Une commission travaille actuellement autour de l'ancien Premier ministre Edouard Balladur pour étudier quels changements sont nécessaires dans la structure des collectivités locales. Plusieurs évolutions ont entraîné une telle remise en question. D'abord, le mouvement de décentralisation, avec un rôle de plus en plus grand attribué au régions, a commencé depuis près d'une trentaine d'années, et s'est poursuivi jusqu'aux dernières mesures en ce sens de Jean-Pierre Raffarin. Dans l'autre sens, les nombreuses communes françaises ont été encouragées voire forcées par les lois de Jean-Pierre Chevènement à la fin des années 90 à se regrouper en communautés d'agglomération, pour en théorie assumer à plusieurs les coûts de certaines infrastructures publiques, par exemples des piscines. Enfin, si l'on s'inquiète beaucoup du déficit du budget de l'Etat dans le cadre des critères de convergence du Traité de Maastricht, on oublie souvent que les déficits des collectivités locales rentre aussi en compte dans l'agrégat "déficit public". Et tous ces déficits cumulés ne sont pas minces, laissant présager certains problèmes d'organisation.

Si la démultiplication des échelons administratifs doit permettre qu'un problème soit réglé au niveau le plus approprié (certaines infrastructures de transport en commun concernent toute une région quand un nouveau stade ne concerne que quelques villes), elle ne doit pour autant entrainer un empilement des administrations. C'est malheureusement trop souvent le cas. Les communautés d'agglomérations sont emblématiques de cette évolution : la mise en commun des moyens de commune, une bonne idée en soi, s'est dans bon nombre de cas transformé en une occasion de multiplier les formalités bureaucratiques, d'embaucher des centaines d'agents pour faire vivre cette nouvelle administration, et dans les pire cas de créer un nouveau budget communication pour justifier le travail de la communauté d'agglomération. Dans la mesure où chaque commune, chaque département, chaque région n'oublie déjà jamais de généreusement doter son budget communication, les sommes perdues inutilement sont considérables au bout du compte. D'autre part, pour monter chaque projet d'infrastructure publique, les communes doivent désormais demander des subventions à la communauté d'agglomération, au conseil général, au conseil régional, voire parfois à l'Etat. A chaque fois, ce sont des études supplémentaires, et des votes de subventions parfois très longs à obtenir. On peut alors se demander si tous ces échelons sont bien utiles.

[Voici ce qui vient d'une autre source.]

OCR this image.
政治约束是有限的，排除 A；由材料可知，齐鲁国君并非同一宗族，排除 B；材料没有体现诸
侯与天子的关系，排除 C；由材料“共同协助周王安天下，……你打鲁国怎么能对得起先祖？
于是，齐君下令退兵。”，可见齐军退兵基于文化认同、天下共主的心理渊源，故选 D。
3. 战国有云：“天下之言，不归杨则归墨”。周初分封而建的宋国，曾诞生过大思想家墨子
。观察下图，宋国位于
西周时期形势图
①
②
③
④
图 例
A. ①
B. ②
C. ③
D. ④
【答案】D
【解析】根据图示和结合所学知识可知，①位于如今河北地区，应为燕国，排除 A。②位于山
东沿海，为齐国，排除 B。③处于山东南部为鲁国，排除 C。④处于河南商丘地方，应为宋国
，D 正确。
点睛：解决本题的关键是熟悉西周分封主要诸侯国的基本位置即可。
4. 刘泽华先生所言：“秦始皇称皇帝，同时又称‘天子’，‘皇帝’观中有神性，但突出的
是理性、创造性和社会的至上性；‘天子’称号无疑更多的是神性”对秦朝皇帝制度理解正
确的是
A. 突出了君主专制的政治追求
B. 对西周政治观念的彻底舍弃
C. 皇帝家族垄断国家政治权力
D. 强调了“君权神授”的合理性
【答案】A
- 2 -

La suppression des conseils généraux est dans l'air du temps. Ce n'est pas une mauvaise idée. Trop petits pour avoir une réelle influence, trop grand pour être suffisamment proche de chaque dossier comme peuvent l'être les communautés d'agglomérations, leur rôle n'est pas assez défini. Ses attributions principales, l'entretien des routes et la gestion des collèges, pourraient être placées sous l'égide du conseil régional. Les Français aiment leur département, comme l'a montré la polémique invraisemblable sur les plaques d'immatriculation, mais le conseil général n'est pas le département, il n'est qu'une entité administrative dimensionné à cette échelle. Les conseillers généraux sont considérés comme proche des préoccupations des populations, une conséquence de leur élection au suffrage uninominal direct. Qu'à cela ne tienne, rien n'empêche les conseillers régionaux d'être élus de cette façon. Ils pourraient d'ailleurs se regrouper en commissions départementales au sein du conseil régional si certaines questions l'exigent vraiment. Au moins cela ferait l'économie d'une administration.

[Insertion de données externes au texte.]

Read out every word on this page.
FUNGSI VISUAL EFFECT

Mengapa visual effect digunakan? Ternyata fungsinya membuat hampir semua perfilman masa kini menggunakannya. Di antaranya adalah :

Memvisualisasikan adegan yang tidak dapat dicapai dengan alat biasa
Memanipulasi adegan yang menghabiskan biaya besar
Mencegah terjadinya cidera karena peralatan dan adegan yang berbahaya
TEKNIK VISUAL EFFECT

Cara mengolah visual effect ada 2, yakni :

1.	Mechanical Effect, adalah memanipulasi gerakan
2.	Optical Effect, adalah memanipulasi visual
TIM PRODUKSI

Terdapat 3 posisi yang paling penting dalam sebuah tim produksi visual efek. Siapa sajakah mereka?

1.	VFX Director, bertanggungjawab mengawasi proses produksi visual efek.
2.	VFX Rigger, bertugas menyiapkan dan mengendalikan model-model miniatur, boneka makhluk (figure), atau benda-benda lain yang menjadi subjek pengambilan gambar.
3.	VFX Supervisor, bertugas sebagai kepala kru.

Bien sûr, tous les conseillers généraux sont d'ores et déjà debout contre de telles idées. Il est à craindre que leurs motivations ne soient pas celles de la défense de l'intérêt général, mais bel et bien de leurs mandats. Si le cumul des mandats venait à être supprimé, la question se poserait déjà moins. Mais il est une autre évolution que doit prôner la commission Balladur : la fin de la clause générale de compétences. Celle-ci permet à chaque échelon administratif de se déclarer compétent sur n'importe quel dossier. Ce n'est plus possible, les dépenses entraînées par des dépenses non obligatoires (parfois via des subventions vraiment fantaisistes) ont un coût énorme, à tel point que les missions obligatoires et vraiment nécessaires en voient leur financement menacé. Y mettre fin serait le premier pas vers une gestion plus rigoureuses des collectivités locales.